As reflexões em torno de As Cinquenta Sombras de Grey quase sempre escamoteiam a dimensão cultural do fenómeno. Em boa verdade, não há nada mais visceralmente cultural, esclarecedor sobre o mundo em que vivemos — este texto foi publicado no Diário de Notícias (15 de Fevereiro), com o título 'Atribulações culturais do sexo'.
O sexo e a sua perturbação mais íntima... Sim, porque não? Mas quem se lembra de Esplendor na Relva (1961), com Natalie Wood e Warren Beatty dirigidos por Elia Kazan? Para além da histeria mediática dos nossos dias, onde está o carinho pela memória do cinema?
Dito de outro modo: não vale a pena lidar com o filme As Cinquentas Sombras de Grey como se fosse uma invasão de forças satânicas. O fenómeno é bastante mais rudimentar: acontece apenas que há quem, à custa de um marketing insidioso e agressivo, nos sirva uma versão requentada do velhinho Nove Semanas e Meia (1986), conseguindo a proeza de por todos a falar e a escrever sobre o assunto.
O mais interessante está, precisamente, do lado do que se diz e escreve, incluindo, claro, as omnipresentes derivações televisivas. Por exemplo, pessoas como Sam Taylor-Johnson (realizadora) ou Eloise Mumford (uma das intérpretes secundárias), numa atitude insolitamente defensiva, têm tentado “justificar” o filme a partir da energia que reconhecem na personagem de Anastasia (Dakota Johnson), face aos desejos de dominação sexual de Grey (Jamie Dornan). Numa entrevista dada à revista Time, Mumford diz mesmo que “nunca faria um filme que não fortalecesse o poder das mulheres”.

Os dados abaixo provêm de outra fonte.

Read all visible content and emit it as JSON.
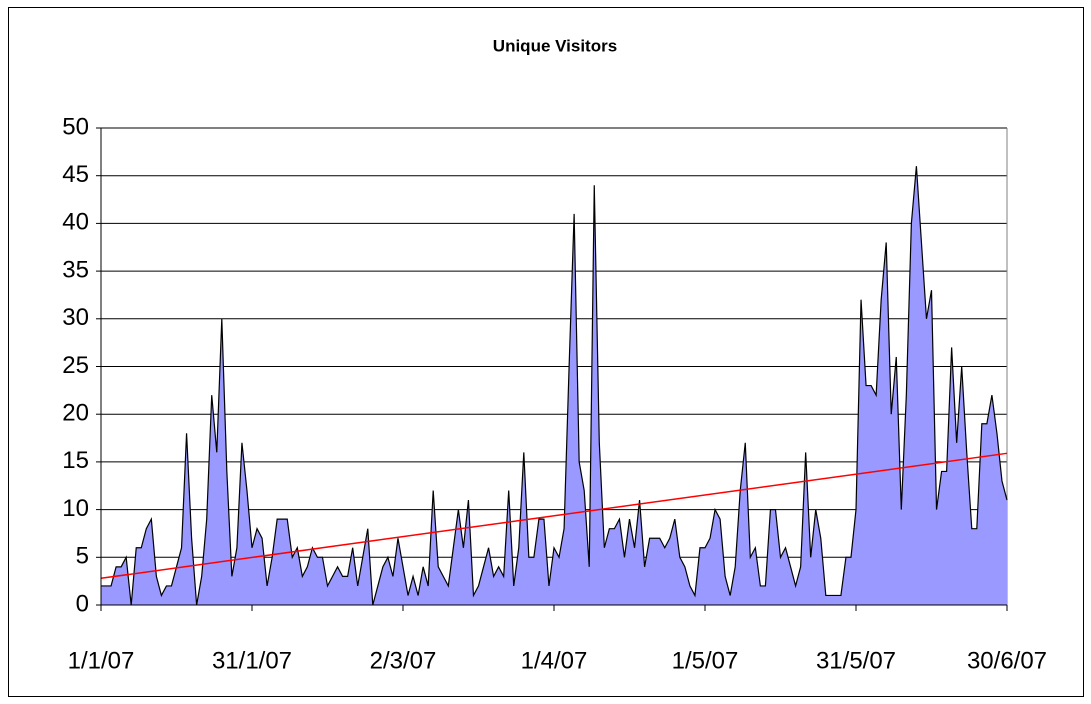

Na sua candura, esta é uma daquelas declarações que favorece a miséria mais ridícula de um pensamento “politicamente” e “moralmente” correcto. Desde quando o discurso de um filme se confunde com os valores, sejam eles quais forem, que determinam o comportamento das personagens centrais? Será que, a partir de agora, O Padrinho (1972) passa a ser um panfleto a favor do crime organizado porque um tal Marlon Brando interpreta um chefe mafioso? Será que vamos mesmo rever a história do cinema, lançando o mesmo Brando para o caixote do lixo porque (imaginem o atrevimento...) escolheu interpretar Don Vito Corleone?
Tudo isto se agrava — num certo sentido, como uma mera confirmação — através do simplismo com que As Cinquentas Sombras de Grey se promove (e é promovido) como um filme sobre... sexo. Na miséria de pensamento que faz lei no espaço mediático, um chicote, algumas algemas e meia dúzia de gemidos mais ou menos exuberantes desencadeiam as mais delirantes “argumentações”, ao mesmo tempo que décadas de formatação da vida sexual (e não só!), diariamente induzida pelos modelos “telenovelescos”, são escamoteados pelo jornalismo que vive de “escândalos” e também, para nossa maior desgraça, pelos discursos políticos que reduzem a vida cultural à gestão de verbas para museus e afins.
As Cinquentas Sombras de Grey é, precisamente, o mais cultural dos objectos. Porquê? Porque a cultura não é algo que se manifeste quando um cineasta ou um escritor aparece nos noticiários das oito da noite. A cultura é uma paisagem de muitas diferenças (e ainda mais tensões) em que, melhor ou pior, apostamos os valores que definem as nossas identidades.